SURPRISE CHEF: Education & Recreation LP[RATING: 5] Surprise Chef’s Education & Recreation LP was a while coming wasn’t it? Almost as long as this MB post on it, in fact, with time for new fewer than six single releases in a lead-up lasting six months. It was worth the wait though. And that’s despite the fact that the ‘cinematic soul’ genre has arguably never been more popular. Time was when the idea of producing something that sounded like 70s library music or a soundtrack to a 70s movie that never existed was a novelty. Nowadays, you can’t bat ’em away with the shitty end of a stick. Not that you’d want since most of them are pretty good. Which begs the question, what has this Melbourne outfit brought to the game?

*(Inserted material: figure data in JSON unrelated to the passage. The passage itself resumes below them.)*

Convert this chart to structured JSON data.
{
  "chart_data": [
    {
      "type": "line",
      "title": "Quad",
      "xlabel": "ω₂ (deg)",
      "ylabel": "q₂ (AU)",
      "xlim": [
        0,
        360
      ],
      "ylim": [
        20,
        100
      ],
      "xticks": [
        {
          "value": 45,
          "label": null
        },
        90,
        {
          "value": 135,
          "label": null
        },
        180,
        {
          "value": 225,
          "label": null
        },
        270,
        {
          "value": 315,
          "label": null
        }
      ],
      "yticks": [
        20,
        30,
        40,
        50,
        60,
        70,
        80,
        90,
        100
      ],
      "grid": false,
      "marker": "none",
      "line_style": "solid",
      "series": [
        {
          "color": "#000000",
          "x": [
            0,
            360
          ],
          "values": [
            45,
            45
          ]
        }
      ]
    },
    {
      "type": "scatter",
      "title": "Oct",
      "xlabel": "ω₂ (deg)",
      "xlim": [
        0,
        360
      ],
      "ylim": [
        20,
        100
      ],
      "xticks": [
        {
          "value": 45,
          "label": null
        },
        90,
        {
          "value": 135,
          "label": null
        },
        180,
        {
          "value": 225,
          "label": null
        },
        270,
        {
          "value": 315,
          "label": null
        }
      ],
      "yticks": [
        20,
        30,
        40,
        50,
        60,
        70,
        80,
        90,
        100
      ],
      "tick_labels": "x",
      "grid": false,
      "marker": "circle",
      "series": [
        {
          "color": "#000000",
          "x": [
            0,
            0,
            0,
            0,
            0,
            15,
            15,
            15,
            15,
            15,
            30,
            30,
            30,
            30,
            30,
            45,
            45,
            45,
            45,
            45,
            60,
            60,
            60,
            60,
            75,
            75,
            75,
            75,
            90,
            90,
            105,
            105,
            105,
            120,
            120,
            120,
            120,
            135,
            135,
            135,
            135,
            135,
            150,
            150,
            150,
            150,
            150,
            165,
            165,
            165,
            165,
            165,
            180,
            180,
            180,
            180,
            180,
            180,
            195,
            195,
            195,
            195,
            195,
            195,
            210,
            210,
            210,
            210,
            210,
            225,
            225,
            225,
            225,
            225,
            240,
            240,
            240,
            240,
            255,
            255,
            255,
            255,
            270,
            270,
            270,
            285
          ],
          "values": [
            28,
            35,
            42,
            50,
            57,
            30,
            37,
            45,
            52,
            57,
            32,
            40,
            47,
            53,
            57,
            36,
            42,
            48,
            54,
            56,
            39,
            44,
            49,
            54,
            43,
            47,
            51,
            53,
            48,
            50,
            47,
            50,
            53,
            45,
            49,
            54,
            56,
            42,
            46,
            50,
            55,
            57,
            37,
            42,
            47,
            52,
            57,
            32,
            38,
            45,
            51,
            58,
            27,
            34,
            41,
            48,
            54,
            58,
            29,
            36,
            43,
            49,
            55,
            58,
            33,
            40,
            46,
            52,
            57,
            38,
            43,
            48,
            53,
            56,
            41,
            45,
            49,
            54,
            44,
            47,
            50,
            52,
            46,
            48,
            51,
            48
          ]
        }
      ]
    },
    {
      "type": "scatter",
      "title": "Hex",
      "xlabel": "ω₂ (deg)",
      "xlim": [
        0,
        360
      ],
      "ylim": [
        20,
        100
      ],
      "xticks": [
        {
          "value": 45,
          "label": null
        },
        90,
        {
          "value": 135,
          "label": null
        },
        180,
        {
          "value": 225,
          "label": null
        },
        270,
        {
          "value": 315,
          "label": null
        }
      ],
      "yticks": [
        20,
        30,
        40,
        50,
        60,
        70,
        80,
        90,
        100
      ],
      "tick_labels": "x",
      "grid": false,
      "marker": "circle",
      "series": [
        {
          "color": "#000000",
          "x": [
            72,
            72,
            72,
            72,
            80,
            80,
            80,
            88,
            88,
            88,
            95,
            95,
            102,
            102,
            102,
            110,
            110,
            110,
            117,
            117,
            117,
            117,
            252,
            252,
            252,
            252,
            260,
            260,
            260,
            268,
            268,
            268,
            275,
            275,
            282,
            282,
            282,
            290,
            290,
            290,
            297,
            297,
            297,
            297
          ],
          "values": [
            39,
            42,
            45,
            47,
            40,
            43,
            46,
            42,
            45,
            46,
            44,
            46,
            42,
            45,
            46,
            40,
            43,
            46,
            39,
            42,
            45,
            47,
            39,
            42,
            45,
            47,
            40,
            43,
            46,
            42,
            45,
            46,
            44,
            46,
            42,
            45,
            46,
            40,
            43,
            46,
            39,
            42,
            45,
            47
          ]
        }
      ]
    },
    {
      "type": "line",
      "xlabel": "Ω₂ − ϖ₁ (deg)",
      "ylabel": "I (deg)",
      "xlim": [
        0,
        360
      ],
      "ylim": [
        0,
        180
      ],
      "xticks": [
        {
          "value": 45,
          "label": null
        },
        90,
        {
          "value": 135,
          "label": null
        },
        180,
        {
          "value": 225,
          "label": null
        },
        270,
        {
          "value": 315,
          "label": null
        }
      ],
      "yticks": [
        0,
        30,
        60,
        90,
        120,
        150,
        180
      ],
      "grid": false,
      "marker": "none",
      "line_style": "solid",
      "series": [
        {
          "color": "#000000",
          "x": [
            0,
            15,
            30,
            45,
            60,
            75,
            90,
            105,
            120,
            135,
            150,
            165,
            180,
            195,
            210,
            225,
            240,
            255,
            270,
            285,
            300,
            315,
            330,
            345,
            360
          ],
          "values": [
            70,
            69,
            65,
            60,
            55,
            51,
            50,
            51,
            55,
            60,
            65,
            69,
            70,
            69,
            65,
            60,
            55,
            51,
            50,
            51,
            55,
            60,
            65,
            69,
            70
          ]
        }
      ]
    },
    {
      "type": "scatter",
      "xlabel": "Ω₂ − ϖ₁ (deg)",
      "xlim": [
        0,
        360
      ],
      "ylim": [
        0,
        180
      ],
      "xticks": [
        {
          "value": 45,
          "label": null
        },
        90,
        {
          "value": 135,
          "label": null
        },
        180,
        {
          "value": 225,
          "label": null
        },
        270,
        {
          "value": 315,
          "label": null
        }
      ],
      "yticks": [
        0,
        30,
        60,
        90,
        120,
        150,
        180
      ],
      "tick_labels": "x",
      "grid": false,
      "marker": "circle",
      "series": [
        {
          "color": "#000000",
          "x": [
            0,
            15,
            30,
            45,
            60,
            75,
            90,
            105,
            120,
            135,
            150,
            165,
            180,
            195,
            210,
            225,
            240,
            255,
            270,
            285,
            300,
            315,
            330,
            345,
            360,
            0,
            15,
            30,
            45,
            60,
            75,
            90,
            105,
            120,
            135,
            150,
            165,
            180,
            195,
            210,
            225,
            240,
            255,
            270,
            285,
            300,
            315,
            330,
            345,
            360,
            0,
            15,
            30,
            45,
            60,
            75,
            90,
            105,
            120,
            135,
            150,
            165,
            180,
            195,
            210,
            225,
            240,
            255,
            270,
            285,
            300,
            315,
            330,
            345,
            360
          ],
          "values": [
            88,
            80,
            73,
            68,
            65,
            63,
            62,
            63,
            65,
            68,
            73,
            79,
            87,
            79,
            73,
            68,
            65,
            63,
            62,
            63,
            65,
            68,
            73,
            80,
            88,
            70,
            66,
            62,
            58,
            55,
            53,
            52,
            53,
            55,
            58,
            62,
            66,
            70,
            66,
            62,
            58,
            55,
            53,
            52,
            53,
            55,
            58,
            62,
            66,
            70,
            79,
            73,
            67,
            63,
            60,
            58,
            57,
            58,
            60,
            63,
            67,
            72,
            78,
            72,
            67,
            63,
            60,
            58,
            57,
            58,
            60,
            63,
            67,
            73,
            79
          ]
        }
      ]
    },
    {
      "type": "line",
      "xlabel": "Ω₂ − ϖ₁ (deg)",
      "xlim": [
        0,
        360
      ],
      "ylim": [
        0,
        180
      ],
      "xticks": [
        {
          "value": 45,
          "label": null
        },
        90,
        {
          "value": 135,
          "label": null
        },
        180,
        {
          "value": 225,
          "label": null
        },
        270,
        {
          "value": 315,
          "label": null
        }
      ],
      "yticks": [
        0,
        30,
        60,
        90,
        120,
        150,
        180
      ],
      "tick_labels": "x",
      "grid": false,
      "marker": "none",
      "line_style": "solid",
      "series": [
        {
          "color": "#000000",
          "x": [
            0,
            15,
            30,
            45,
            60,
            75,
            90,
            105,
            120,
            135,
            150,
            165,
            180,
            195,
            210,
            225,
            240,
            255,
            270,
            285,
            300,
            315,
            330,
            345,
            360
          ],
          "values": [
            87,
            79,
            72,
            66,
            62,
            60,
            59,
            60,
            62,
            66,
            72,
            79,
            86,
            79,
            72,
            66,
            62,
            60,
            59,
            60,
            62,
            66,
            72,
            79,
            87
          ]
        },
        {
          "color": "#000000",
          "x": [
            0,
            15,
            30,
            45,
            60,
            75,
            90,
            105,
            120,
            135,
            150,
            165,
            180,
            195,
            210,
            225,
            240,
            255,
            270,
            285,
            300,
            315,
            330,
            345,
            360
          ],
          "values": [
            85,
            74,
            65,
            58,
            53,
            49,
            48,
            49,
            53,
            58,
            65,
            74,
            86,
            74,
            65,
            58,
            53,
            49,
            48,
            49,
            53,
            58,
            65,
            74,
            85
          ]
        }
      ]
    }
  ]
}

One thing they haven’t done is made an LP that aims to sound completely like a collection of authentic 70s library music. For one thing, the instrumentation – especially the synths adds a modern twist – see distinctive former single Velodrome. For another, the beats are often too crisply those of instrumental hip-hop while the track lengths and structures are those of those of instrumental hip-hop and soul as opposed to cuts usually much shorter (or longer) created with specific movie segments in mind. Almost as if they imagined being sampled – something which, if it isn’t in the pipeline already – is surely only a matter of time. Which brings me to the second thing they haven’t done which is imagined a movie and made a soundtrack to it. At least, they’re not making any such claims. What they have done however, is made an album that you might imagine a movie too while listening. They certainly didn’t use up all the heat in the singles either. Favourite cuts include Conversation Piece which comes on like something DJ Krush might have made 25 years ago if he’d been a multi-instrumentalist, the minimal rolling funk of opener Bakery Pledge Of Allegiance and gorgeous dreamy closer Goldie’s Lullaby. All that and it had already won the monkey’s ‘cover of the year’ award for its muted ‘Fire On The Bayou’ style. And if that font really is a font rather than a one-off created for the cover – the monkey needs to know!